Les rêves d’une jeune fille japonaise

CINÉMA : MERCREDI 15 AVRIL 2026


LA FILLE DU KONBINI, de Yûho Ishibashi – 1H16

Comédie dramatique avec Erika Karata, Haruka Imô, Oto Abe
 

Score : 3/5

L’histoire

À 24 ans, Nozomi Iizuka  a abandonné son tailleur de commerciale pour l’uniforme modeste d’une supérette. Entre la monotonie rassurante du quotidien et la complicité de ses collègues, elle pense avoir trouvé un fragile équilibre. Mais l’irruption d’une ancienne amie du lycée dans le “konbini” vient bouleverser sa routine et la confronter à ses choix de vie.

Mon avis

C’est après après avoir constaté les difficultés auxquelles étaient confrontés ses amis dans le monde du travail que la réalisatrice a eu l’idée de son troisième film (les deux autres sont inédits en France) en voulant retranscrire la pression dans la sphère professionnelle et les difficultés rencontrées par les jeunes adultes qui sont contraints de s’adonner à des jobs alimentaires.

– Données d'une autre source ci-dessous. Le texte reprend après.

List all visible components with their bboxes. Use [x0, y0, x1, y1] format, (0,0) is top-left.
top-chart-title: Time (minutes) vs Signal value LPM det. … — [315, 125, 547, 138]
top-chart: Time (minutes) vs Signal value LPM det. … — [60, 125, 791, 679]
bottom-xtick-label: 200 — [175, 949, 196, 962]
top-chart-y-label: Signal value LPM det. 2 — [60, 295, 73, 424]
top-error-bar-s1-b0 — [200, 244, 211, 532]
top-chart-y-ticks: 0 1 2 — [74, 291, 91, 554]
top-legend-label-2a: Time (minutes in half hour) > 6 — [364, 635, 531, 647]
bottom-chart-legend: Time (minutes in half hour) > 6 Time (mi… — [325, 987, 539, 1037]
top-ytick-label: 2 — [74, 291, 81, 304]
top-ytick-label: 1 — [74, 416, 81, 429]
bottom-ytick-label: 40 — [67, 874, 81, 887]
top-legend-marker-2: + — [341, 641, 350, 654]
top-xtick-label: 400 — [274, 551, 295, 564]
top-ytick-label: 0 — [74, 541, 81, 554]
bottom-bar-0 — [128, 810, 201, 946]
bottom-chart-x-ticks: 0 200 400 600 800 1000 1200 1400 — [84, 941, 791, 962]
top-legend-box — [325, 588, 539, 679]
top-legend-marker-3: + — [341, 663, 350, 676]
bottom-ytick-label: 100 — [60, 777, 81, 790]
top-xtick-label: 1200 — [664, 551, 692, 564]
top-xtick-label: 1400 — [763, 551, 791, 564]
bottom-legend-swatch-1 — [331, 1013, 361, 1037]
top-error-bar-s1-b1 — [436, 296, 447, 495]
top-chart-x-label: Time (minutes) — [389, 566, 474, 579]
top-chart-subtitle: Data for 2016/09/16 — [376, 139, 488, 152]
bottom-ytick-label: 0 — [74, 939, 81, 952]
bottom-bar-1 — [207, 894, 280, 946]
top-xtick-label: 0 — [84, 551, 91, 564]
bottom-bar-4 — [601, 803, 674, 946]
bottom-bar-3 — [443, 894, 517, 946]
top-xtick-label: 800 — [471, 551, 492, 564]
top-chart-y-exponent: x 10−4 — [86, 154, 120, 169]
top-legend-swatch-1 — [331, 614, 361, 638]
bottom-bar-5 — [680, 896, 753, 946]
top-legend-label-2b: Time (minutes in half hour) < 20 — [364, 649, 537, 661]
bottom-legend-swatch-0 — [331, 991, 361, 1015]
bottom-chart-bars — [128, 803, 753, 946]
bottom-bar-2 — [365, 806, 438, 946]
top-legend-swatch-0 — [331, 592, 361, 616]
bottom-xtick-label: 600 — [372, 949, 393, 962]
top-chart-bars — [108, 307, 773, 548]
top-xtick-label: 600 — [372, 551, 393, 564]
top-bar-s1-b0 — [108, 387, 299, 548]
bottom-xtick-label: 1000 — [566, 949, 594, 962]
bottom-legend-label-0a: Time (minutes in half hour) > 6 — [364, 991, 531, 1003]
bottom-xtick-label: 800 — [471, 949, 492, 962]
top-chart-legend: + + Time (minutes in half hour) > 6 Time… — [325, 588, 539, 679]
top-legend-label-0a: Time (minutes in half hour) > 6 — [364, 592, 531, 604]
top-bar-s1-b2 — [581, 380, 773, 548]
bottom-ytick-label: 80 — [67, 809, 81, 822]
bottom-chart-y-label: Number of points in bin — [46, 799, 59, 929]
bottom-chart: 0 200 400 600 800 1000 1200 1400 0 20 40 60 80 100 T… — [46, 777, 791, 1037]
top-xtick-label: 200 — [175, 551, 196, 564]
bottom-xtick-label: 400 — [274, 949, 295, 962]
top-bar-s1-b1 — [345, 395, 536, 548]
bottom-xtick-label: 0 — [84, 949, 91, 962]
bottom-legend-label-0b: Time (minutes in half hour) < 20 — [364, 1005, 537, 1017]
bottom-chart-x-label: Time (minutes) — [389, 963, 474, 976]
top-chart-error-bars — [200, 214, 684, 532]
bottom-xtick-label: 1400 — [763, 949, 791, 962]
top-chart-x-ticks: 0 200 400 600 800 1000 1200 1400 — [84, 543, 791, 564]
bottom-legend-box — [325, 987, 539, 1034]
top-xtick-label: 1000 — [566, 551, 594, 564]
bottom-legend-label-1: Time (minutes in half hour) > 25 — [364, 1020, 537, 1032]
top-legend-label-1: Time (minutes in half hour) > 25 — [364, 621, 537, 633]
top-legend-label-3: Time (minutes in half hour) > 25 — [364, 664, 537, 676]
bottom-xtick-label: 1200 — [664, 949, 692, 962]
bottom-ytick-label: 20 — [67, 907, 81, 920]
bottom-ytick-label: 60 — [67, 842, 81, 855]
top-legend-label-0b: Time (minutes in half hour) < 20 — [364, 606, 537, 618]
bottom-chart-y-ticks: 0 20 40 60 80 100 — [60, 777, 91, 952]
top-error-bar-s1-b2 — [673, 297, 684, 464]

La réalisatrice souligne : « Mener une vie paisible, tant sur le plan physique que mental, n’est en aucun cas une évidence, beaucoup de gens essaient d’améliorer leurs conditions de vie petit à petit, mais c’est une lutte et cela demande parfois de se tromper. » Même si le patron du « konbini » est ouvert, invite parfois ses employés à dîner, on mesure à quel point l’employé doit se glisser dans le monde du travail sans faire de vagues, accepter de remplacer un collègue au pied levé. Tout comme, Nozomi doit supporter les agressions verbales de clients, sans  jamais manifester la moindre réaction. Un mode de convenances et de soumissions.